I have an SCO OpenServer system that is experiencing
one of the two following problems:
1. The system panics but does not save a valid dump, either due to
insufficient swap/dump space or some other source corruption.
2. The system hangs and does not provide any information on the
cause of the hang.
Please Note: If the system is producing a valid dump, you won't need
to follow the instructions below; instead see Technical Article 105619, "Panic/Crash
Analysis if a dump is available".
CAUSE:
Although there can be several reasons why a dump is not saved,
often it is due to insufficient swap space. Increasing swap
for the purpose of obtaining a valid system dump, however
depends on additional disk space availability and usually,
re-dividing the root disk partition into differently-sized
"divvy(ADM)" divisions.
***********************IMPORTANT********************************
The information that follows refers to creating more space to
hold a system dump.
You _MUST_ have a FULL SYSTEM BACKUP (using either the backup
utility provided with SCO OpenServer or a third party backup program
with appropriate emergency boot/root floppies) before attempting
the following.
To create emergency boot/root floppies, see the man page
"mkdev(ADM)" (the "fd" section of the man page refers to creating
the emergency floppies). For information on creating a backup using
the Server backup utility, see the online "Help" documentation,
accessed through the GUI, "System Administration Guide, Chapter 3,
Backing up filesystems" or the SCO System Administration Guide Book.
On most systems, swap and dump are the same device, but this is not
necessarily the case. To determine if swap and dump are the same
device for your system, do the following:
# cd /etc/conf/cf.d <Enter>
View the "sassign" file.
Below is an example of the sassign file where the swap and
dump devices are the same:
swap hd 41
dump hd 41
The value "41" may be different on your system, however it is the
default value. If both swap and dump have the same number, they
are the same device. If the numbers are different, they are
different devices.
The appropriate action to take to obtain a larger dump device
depends on what situation applies to you:
1. If the swap device is the dump device and you want to increase
its size, you must use the divvy (ADM) utility to alter the
division layout of the drive on which the swap area is usually
located. Since this is usually the root drive and the swap area
is usually located physically on the drive before the root
(and perhaps other) filesystem, the procedure involves
overwriting root, and involves the same steps as an emergency
restore procedure from a set of up-to-date backup tapes.

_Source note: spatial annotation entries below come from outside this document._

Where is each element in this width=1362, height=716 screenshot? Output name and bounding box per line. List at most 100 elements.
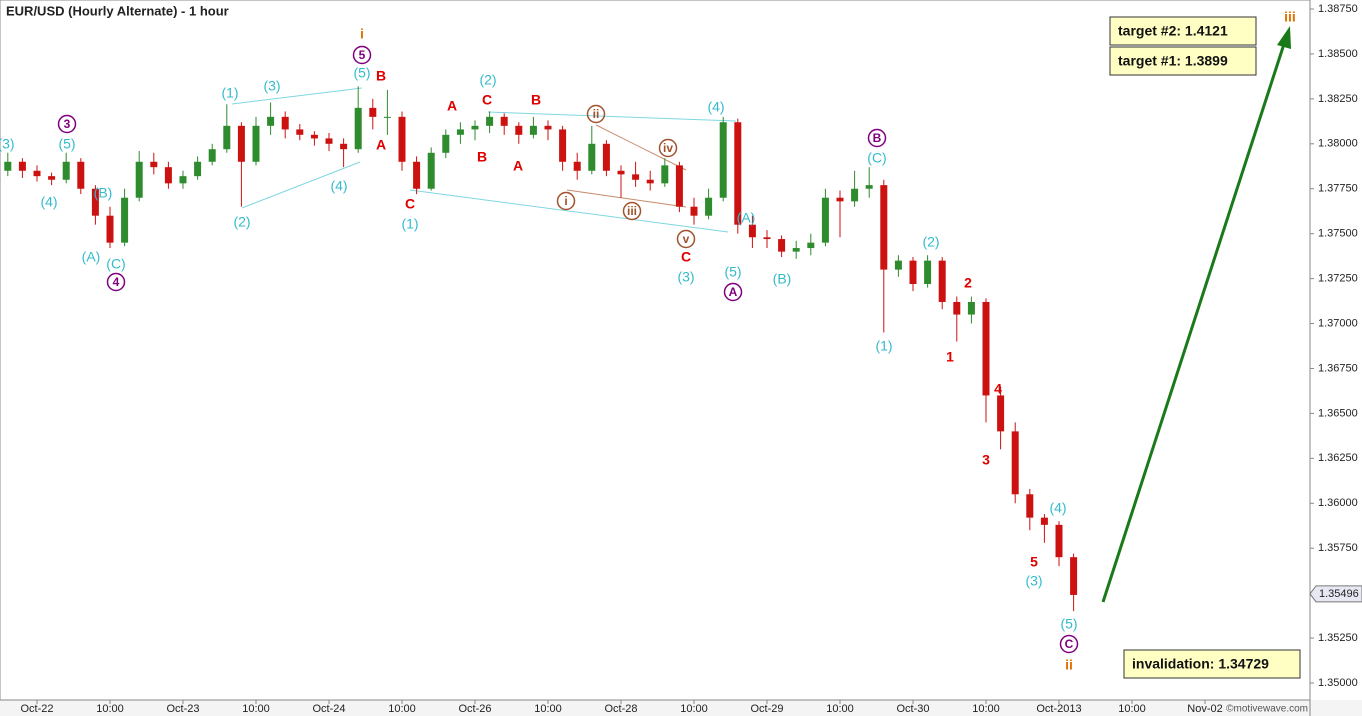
info-box <box>1123 649 1301 679</box>
wave-label: (5) <box>58 136 75 152</box>
candle-body <box>413 161 421 189</box>
candle-body <box>267 116 275 126</box>
wave-circle <box>586 104 606 124</box>
wave-label: (5) <box>353 65 370 81</box>
candle-body <box>33 170 41 177</box>
wave-circle <box>106 272 126 292</box>
wave-circle <box>723 282 743 302</box>
candle-body <box>967 301 975 315</box>
candle-body <box>807 242 815 249</box>
candle-body <box>602 143 610 171</box>
wave-circle <box>1059 634 1079 654</box>
trend-lines <box>231 87 737 233</box>
candle-body <box>851 188 859 202</box>
y-tick-label: 1.37250 <box>1318 273 1358 285</box>
candle-body <box>515 125 523 135</box>
candle-body <box>559 129 567 162</box>
wave-label: (1) <box>401 216 418 232</box>
chart-title: EUR/USD (Hourly Alternate) - 1 hour <box>6 3 229 18</box>
candle-body <box>924 260 932 284</box>
candle-body <box>748 224 756 238</box>
candle-body <box>296 129 304 135</box>
wave-label: (4) <box>330 178 347 194</box>
candle-body <box>208 149 216 162</box>
candle-body <box>1011 431 1019 495</box>
candle-body <box>48 176 56 180</box>
candle-body <box>894 260 902 270</box>
wave-label: (2) <box>922 234 939 250</box>
x-tick-label: Oct-23 <box>166 703 199 715</box>
candle-body <box>121 197 129 243</box>
candle-body <box>179 176 187 184</box>
candle-body <box>982 301 990 396</box>
wave-label: 4 <box>994 381 1002 397</box>
wave-label: (3) <box>1025 573 1042 589</box>
candle-body <box>77 161 85 189</box>
candle-body <box>836 197 844 202</box>
candle-body <box>573 161 581 171</box>
wave-label: B <box>376 68 386 84</box>
candle-body <box>632 174 640 180</box>
wave-label: (2) <box>233 214 250 230</box>
last-price-label: 1.35496 <box>1319 588 1359 600</box>
info-box-text: invalidation: 1.34729 <box>1132 656 1269 672</box>
candle-body <box>792 248 800 252</box>
y-tick-label: 1.35250 <box>1318 632 1358 644</box>
candle-body <box>427 152 435 189</box>
y-tick-label: 1.38250 <box>1318 93 1358 105</box>
x-tick-label: Oct-24 <box>312 703 345 715</box>
candle-body <box>734 122 742 225</box>
wave-circle <box>867 128 887 148</box>
y-tick-label: 1.38000 <box>1318 138 1358 150</box>
candle-body <box>529 125 537 135</box>
x-tick-label: 10:00 <box>1118 703 1146 715</box>
triangle-line <box>566 189 687 208</box>
wave-label: (1) <box>875 338 892 354</box>
info-box-text: target #1: 1.3899 <box>1118 53 1228 69</box>
x-tick-label: 10:00 <box>972 703 1000 715</box>
x-axis-strip <box>0 700 1362 716</box>
candle-body <box>340 143 348 150</box>
wave-label: (3) <box>0 136 15 152</box>
wave-label: C <box>482 92 492 108</box>
candle-body <box>442 134 450 153</box>
channel-line <box>409 189 729 233</box>
candle-body <box>383 116 391 118</box>
candle-body <box>938 260 946 302</box>
candle-body <box>646 179 654 184</box>
wave-label: (3) <box>677 269 694 285</box>
candle-body <box>705 197 713 216</box>
candle-body <box>953 301 961 315</box>
wave-label: ii <box>593 107 600 121</box>
wave-label: 3 <box>64 117 71 131</box>
info-box <box>1109 46 1257 76</box>
x-tick-label: 10:00 <box>388 703 416 715</box>
wave-label: C <box>1065 637 1074 651</box>
candle-body <box>223 125 231 150</box>
x-tick-label: 10:00 <box>826 703 854 715</box>
wave-label: (4) <box>707 99 724 115</box>
candle-body <box>865 185 873 189</box>
y-tick-label: 1.36500 <box>1318 407 1358 419</box>
y-tick-label: 1.37500 <box>1318 228 1358 240</box>
candle-body <box>588 143 596 171</box>
x-tick-label: Nov-02 <box>1187 703 1222 715</box>
wave-label: (4) <box>1049 500 1066 516</box>
x-tick-label: 10:00 <box>680 703 708 715</box>
wave-label: iii <box>627 204 637 218</box>
wave-label: (5) <box>724 264 741 280</box>
channel-line <box>487 111 737 122</box>
wave-label: 5 <box>1030 554 1038 570</box>
candle-body <box>500 116 508 126</box>
x-tick-label: Oct-26 <box>458 703 491 715</box>
wave-label: i <box>360 26 364 42</box>
candle-body <box>194 161 202 177</box>
y-tick-label: 1.37750 <box>1318 183 1358 195</box>
wave-label: (1) <box>221 85 238 101</box>
y-tick-label: 1.36250 <box>1318 452 1358 464</box>
candle-body <box>690 206 698 216</box>
candle-body <box>661 165 669 184</box>
wave-circle <box>352 45 372 65</box>
candle-body <box>1040 517 1048 525</box>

See Technical Article 104767, "Recover OpenServer 5 root filesystem after crash
if backups, boot/root exist" in order to perform this procedure;
when running divvy(ADM) to create the disk layout (under section
II of the aforementioned Technical Article) you can modify the
divisions in order to accommodate a larger swap area.
2. If you have an additional drive on which to allocate a separate
dump device, you must initialize that drive and alter the default
bootstring to recognize the new dump device. See Technical Article 105920,
"In OpenServer 5.0.x, I don't have enough swap space to complete
a panic dump" for the detailed procedure.
***************************************************************
When a system hangs, there may be no indication of the reason for
the hang and getting information from the system at this point may
be extremely difficult or impossible. However, in some cases, it
may be possible to use the SCO Kernel Debugger, scodb, to
troubleshoot the problem. The information below describes how to
configure and use scodb.
As always, for system hangs or panics, refer to the following
logfiles for information that may be relevant to the problems a
system is experiencing:
# /usr/adm/messages
# /usr/adm/syslog
|
The SCO Kernel Debugger, scodb, may be an extremely valuable tool
for analyzing panics and hangs on your system. The primary features
of scodb, when used in these situations, are:
1. When in scodb debug mode, kernel execution is suspended,
allowing the system administrator to observe snapshots of
important system information, such as the system stack
trace of the currently active process. You can manually
enter debug mode at any time by typing "<ctrl> x" on the
console keyboard on a 5.0.4 or 5.0.5 system, or by typing
"<cntl-alt> d" on a 5.0.6 system, after configuring scodb
on the system.
2. After scodb is configured on the system, debug mode is
automatically entered when a panic occurs on the system,
3. When used in combination with a serial console, scodb
enables the System Administrator to troubleshoot
software-related system hangs.
When OpenServer 5.0.x is installed, scodb is also installed, but
it is not active until it is linked into the kernel.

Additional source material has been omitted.